More than 40,000 Tutsis were murdered in the Bisesero area.

Bisesero is a microcosm of the Rwandan genocide -- a world that knew, that was indifferent, complicit -- an enabler of genocide, a world that refused to act and intervene.

There are few places in the world I know of that contrast so sharply and painfully between man and nature. Few journeys in which one teeters between ecstasy and an intense sense of wonder and communion with nature and with the vitality of life -- and the most suffocating feeling of depression and alienation, a feeling of being asphyxiated by your own kind.

There are hills the world over that are sacred for hosting Gods and spirits, powers and myths remembered from a primordial time, passed on from generation to generation.

Bisesero is sacred for a different reason. It is sacred because it is a hill where the principles of the sanctity of life, of freedom and equality, refused to surrender without a fight. It is a monument to the conscience and to the resilience of the human spirit.

As is stands today the memorial at Bisesero is empty, for lack of funds.
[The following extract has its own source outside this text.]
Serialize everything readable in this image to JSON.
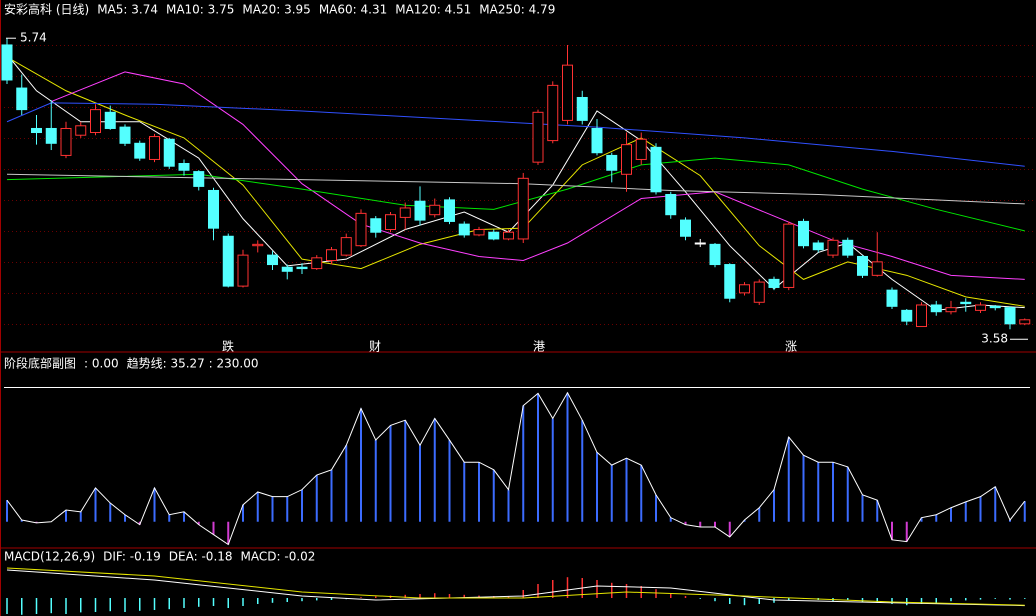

As with so many memorials in Rwanda, it is incomplete. Nevertheless, it is an immensely powerful memorial in its absences.

Consisting of narrow separated buildings that snake up the hill and are connected by a paved pathway enclosed by walls, the memorial recreates the sense of entrapment and abandonment that the fighters of Bisesero felt.

One feels lost in a maze walking there, a place of unreason and a place where the only direction one can go is up. But at the top of the hill one finds, alongside the silent pine trees and the murmuring bushes, a mass grave.

And in a shed beside the bottom of the hill, at the base of the memorial, one finds skulls and bones -- stacked and confronting you.

To the visitor they are skulls and bones; to the survivors and caretakers that open the door for you they are brothers and sisters, sons and daughters, mothers and fathers, husbands and wives. They are friends and neighbors, people who dreamed and felt and hoped and loved and toiled and built and created and celebrated and cried.

Bisesero is a place of sadness and tragedy, of moral and human failure, of cruelty and radical evil. It is steeped in pain.

The horror of genocide is often subsumed by its enormity such that it becomes remembered more as an unfathomable abstraction than the repeated act of murder of individual human beings and entire communities.

But we need to remember and honor individuals and communities, in their particularity and humanity.

On July 4 Rwandans commemorated Liberation Day -- the end of the genocide.

But liberation is also a process, and an ongoing one which urgently needs support.

For the survivors striving to rebuild their lives the challenges they face are enormous. They require far greater assistance from the United Nations, international community, humanitarian aid, and development sector to achieve a sustainable liberation. We must work tirelessly with them to realize their rights, to help them recover stolen and lost property and acquire the means to lift themselves out of poverty, and to advance their own knowledge and skills through education so that they can continue to liberate themselves with the knowledge that they will not be betrayed again, that they are not alone.

Whether it is a matter of assisting them to access health care and trauma support services, housing or to facilitate burial of their loved ones to honor their memory and dignity and through construction and maintenance of memorials we must remember and honor Bisesero's fighters through tangible acts of solidarity and positive social action.

Their effort to secure the right to life, freedom, and equality and not to surrender to hatred and evil is not a fact simply to be recounted but a mandate and an imperative.

A covenant they established amongst themselves as they resisted together. A covenant with which we too -- who value these same principles -- are bound and must not breach.

A partnership still in its infancy, being seeded, which invites all of our participation and dedication to achieve a true transformation and liberation for survivors of the genocide in Rwanda now and in the years ahead.